Flashbots Protect et MEV Blocker coûtent-ils quelque chose ?
Non, aucun des deux ne facture de frais d’abonnement ni de commission directe visible : ils se rémunèrent uniquement sur une partie du MEV back-run qu’ils capturent, 10 % dans le cas de MEV Blocker.

Puis-je utiliser ces RPC sur un wallet mobile ?
Oui, tant que le wallet permet d’ajouter un réseau personnalisé avec une URL RPC modifiable, ce qui est le cas de MetaMask Mobile, Rabby et de la plupart des wallets EVM courants.

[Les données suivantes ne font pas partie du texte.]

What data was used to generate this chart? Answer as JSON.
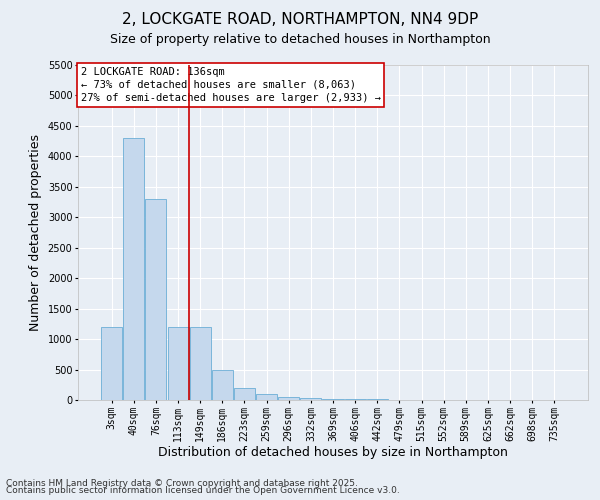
{
  "title1": "2, LOCKGATE ROAD, NORTHAMPTON, NN4 9DP",
  "title2": "Size of property relative to detached houses in Northampton",
  "xlabel": "Distribution of detached houses by size in Northampton",
  "ylabel": "Number of detached properties",
  "categories": [
    "3sqm",
    "40sqm",
    "76sqm",
    "113sqm",
    "149sqm",
    "186sqm",
    "223sqm",
    "259sqm",
    "296sqm",
    "332sqm",
    "369sqm",
    "406sqm",
    "442sqm",
    "479sqm",
    "515sqm",
    "552sqm",
    "589sqm",
    "625sqm",
    "662sqm",
    "698sqm",
    "735sqm"
  ],
  "bar_heights": [
    1200,
    4300,
    3300,
    1200,
    1200,
    500,
    200,
    100,
    50,
    30,
    20,
    15,
    10,
    8,
    5,
    3,
    2,
    2,
    1,
    1,
    1
  ],
  "bar_color": "#c5d8ed",
  "bar_edge_color": "#6baed6",
  "background_color": "#e8eef5",
  "grid_color": "#ffffff",
  "vline_x": 3.5,
  "vline_color": "#cc0000",
  "ylim": [
    0,
    5500
  ],
  "yticks": [
    0,
    500,
    1000,
    1500,
    2000,
    2500,
    3000,
    3500,
    4000,
    4500,
    5000,
    5500
  ],
  "annotation_line1": "2 LOCKGATE ROAD: 136sqm",
  "annotation_line2": "← 73% of detached houses are smaller (8,063)",
  "annotation_line3": "27% of semi-detached houses are larger (2,933) →",
  "annotation_box_color": "#ffffff",
  "annotation_border_color": "#cc0000",
  "footer1": "Contains HM Land Registry data © Crown copyright and database right 2025.",
  "footer2": "Contains public sector information licensed under the Open Government Licence v3.0.",
  "title1_fontsize": 11,
  "title2_fontsize": 9,
  "axis_label_fontsize": 9,
  "tick_fontsize": 7,
  "annotation_fontsize": 7.5,
  "footer_fontsize": 6.5
}
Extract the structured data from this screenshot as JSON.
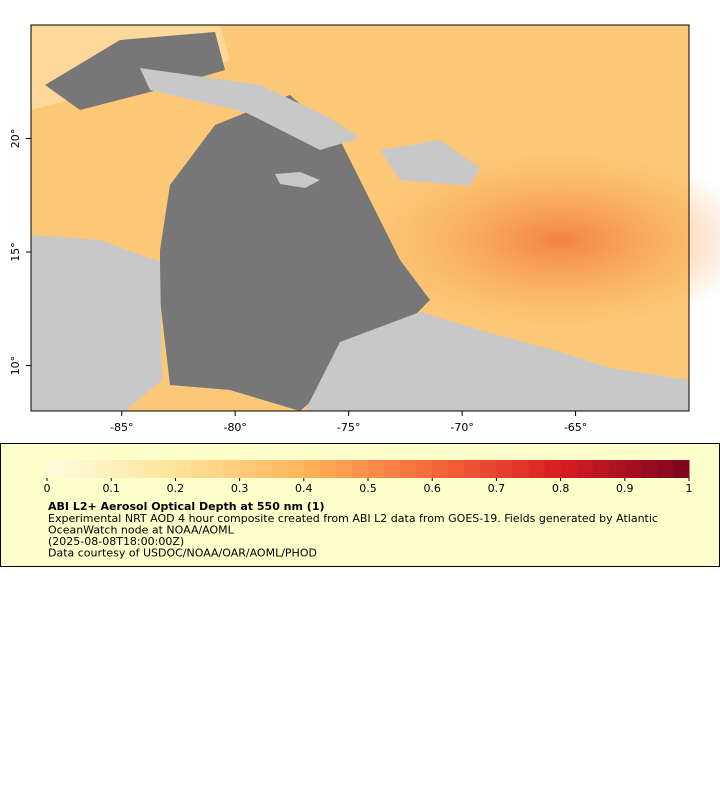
{
  "map": {
    "xlim": [
      -89,
      -60
    ],
    "ylim": [
      8,
      25
    ],
    "xticks": [
      {
        "value": -85,
        "label": "-85°"
      },
      {
        "value": -80,
        "label": "-80°"
      },
      {
        "value": -75,
        "label": "-75°"
      },
      {
        "value": -70,
        "label": "-70°"
      },
      {
        "value": -65,
        "label": "-65°"
      }
    ],
    "yticks": [
      {
        "value": 10,
        "label": "10°"
      },
      {
        "value": 15,
        "label": "15°"
      },
      {
        "value": 20,
        "label": "20°"
      }
    ]
  },
  "colorbar": {
    "lim": [
      0,
      1
    ],
    "ticks": [
      0,
      0.1,
      0.2,
      0.3,
      0.4,
      0.5,
      0.6,
      0.7,
      0.8,
      0.9,
      1
    ],
    "colors": [
      "#fffee0",
      "#fee39a",
      "#fdb45a",
      "#f6693a",
      "#d81c22",
      "#7a0420"
    ]
  },
  "legend": {
    "title": "ABI L2+ Aerosol Optical Depth at 550 nm (1)",
    "lines": [
      "Experimental NRT AOD 4 hour composite created from ABI L2 data from GOES-19. Fields generated by Atlantic",
      "OceanWatch node at NOAA/AOML",
      "(2025-08-08T18:00:00Z)",
      "Data courtesy of USDOC/NOAA/OAR/AOML/PHOD"
    ]
  }
}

Ces services fonctionnent-ils sur les Layer 2 comme Arbitrum ou Base ?
Flashbots Protect et MEV Blocker sont conçus en priorité pour Ethereum mainnet. Les Layer 2 disposent de leurs propres mécanismes de séquencement qui limitent différemment l’exposition au MEV, un sujet traité dans notre comparatif Base vs Arbitrum.

Un RPC protégé garantit-il zéro sandwich attack ?
Non. Il retire la transaction du mempool public, mais un bot participant directement à l’enchère de builders peut théoriquement toujours effectuer du back-running légitime après inclusion. Aucun des deux services ne revendique une protection à 100 %.

Qui est jaredfromsubway.eth ?
C’est le pseudonyme on-chain d’une entité qui serait responsable d’environ 70 % des sandwich attacks sur Ethereum selon les données EigenPhi, avec des stratégies capables de cibler plusieurs victimes dans un même bloc.

Dois-je changer de RPC pour chaque transaction ?
Non, une fois le réseau personnalisé enregistré dans le wallet, toutes les transactions suivantes passent automatiquement par le RPC protégé jusqu’à ce que l’utilisateur revienne manuellement au RPC public.

MEV Blocker et Flashbots Protect sont-ils compatibles avec les mêmes wallets ?
Oui, les deux ne nécessitent qu’un changement d’URL RPC standard, sans extension supplémentaire, et sont donc compatibles avec tout wallet EVM permettant l’ajout d’un réseau personnalisé.